Let $X_i$ be sequence of i.i.d. random variables. Suppose $0 < \alpha \leq 2$ and characteristic function is given by \begin{equation} \varphi(t) = e^{-|t|^\alpha}\quad \left[{}=\exp(-|t|^\alpha)\right] \end{equation} For what values of $\alpha$, Strong Law of Large Number hold?
Note
This is the last part of the question. If I am not mistaken, I need to argue that $E|X|<\infty$ for some $\alpha$.

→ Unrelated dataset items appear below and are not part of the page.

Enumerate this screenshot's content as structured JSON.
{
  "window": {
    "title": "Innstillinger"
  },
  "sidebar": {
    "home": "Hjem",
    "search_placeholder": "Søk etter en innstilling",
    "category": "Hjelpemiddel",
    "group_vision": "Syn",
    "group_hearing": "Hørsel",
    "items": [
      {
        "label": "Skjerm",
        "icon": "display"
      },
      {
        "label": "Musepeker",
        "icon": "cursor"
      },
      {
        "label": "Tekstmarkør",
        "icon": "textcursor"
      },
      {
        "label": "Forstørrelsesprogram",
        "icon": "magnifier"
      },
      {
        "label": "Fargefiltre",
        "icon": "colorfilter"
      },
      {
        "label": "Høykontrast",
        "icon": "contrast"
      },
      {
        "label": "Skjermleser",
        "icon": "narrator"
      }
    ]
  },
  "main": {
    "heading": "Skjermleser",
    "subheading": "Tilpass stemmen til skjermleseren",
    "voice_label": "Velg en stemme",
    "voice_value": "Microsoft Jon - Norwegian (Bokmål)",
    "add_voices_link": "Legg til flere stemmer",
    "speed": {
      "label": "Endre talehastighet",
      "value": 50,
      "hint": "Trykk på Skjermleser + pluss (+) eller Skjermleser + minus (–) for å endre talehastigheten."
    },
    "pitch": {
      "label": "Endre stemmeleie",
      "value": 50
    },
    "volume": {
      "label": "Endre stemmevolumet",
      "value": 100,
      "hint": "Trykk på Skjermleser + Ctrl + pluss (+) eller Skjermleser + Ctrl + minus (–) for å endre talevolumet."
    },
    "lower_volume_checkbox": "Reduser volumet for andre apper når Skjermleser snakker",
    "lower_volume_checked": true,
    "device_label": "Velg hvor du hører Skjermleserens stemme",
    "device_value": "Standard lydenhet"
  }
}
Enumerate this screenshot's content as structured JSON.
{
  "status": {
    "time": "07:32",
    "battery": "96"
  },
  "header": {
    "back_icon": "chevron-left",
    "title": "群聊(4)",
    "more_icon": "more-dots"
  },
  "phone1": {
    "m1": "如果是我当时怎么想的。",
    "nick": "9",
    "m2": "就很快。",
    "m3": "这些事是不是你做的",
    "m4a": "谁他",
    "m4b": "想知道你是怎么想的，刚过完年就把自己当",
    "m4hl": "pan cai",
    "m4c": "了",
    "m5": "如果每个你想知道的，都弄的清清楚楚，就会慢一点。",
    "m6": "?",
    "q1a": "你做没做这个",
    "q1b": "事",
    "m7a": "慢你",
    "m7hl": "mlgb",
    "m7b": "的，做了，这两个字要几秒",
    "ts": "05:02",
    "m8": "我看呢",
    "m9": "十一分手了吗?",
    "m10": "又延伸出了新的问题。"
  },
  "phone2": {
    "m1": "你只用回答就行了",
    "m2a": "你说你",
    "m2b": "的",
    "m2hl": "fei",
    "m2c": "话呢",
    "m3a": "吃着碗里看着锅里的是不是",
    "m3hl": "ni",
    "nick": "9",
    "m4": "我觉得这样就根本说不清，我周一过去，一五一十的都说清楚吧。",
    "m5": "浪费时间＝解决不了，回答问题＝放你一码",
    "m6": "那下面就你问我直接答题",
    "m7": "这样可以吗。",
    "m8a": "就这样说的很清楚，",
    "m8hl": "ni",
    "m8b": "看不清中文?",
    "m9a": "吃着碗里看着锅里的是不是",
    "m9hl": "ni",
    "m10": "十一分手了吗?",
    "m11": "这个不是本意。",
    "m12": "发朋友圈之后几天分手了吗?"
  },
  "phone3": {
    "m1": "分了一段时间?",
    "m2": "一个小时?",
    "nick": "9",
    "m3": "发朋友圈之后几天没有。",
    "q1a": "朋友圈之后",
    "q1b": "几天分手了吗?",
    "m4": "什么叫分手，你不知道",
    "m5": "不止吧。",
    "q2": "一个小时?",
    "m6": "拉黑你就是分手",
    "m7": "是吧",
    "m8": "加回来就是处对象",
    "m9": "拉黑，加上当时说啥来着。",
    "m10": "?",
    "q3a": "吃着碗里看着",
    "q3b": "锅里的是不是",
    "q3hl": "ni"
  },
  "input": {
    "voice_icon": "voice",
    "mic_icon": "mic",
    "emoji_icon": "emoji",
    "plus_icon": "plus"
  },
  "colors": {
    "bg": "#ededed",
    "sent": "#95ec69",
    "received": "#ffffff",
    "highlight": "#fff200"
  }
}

First thing that I thought was to show $\varphi(t)$ is differentiable at $0$, however, this does not imply $E|X|<\infty$.
I wrote down my attempt below, but even if it is true, it seems too long for a rather short exam question.
I would appreciate a reference if I am missing something.
Attempt (not in great detail.)
First,
\begin{equation}
E|X| = \int_0^\infty P(|X|>t) \, dt = 2\int_0^\infty P(|X|>2/u)/u^2 \, du
\end{equation}
and note that
\begin{equation}
P(|X|>2/u) \leq \frac{1}{u} \int_{-u}^u (1-\varphi(t)) \, dt = \frac{2}{u} \int_0^u (1-e^{-t^\alpha}) \, dt
\end{equation}
To bound $E|X|$, note that $P(\cdots)\leq 1$ and $\int^{\infty} \frac{1}{u^2} \, du <\infty$. Hence it is sufficient to consider $u$ near $0$.
Without details,
\begin{equation}
\frac{1}{u}\int_0^u (1-e^{-t^\alpha}) \, dt \sim u^\alpha
\end{equation}
and hence
\begin{equation}
E|X| \leq \int_0 u^{\alpha-2}
\end{equation}
and if $\alpha > 1$ it is finite. Noting that characteristic function is not differentiable for $\alpha \leq 1$, $E|X|$ is not finite.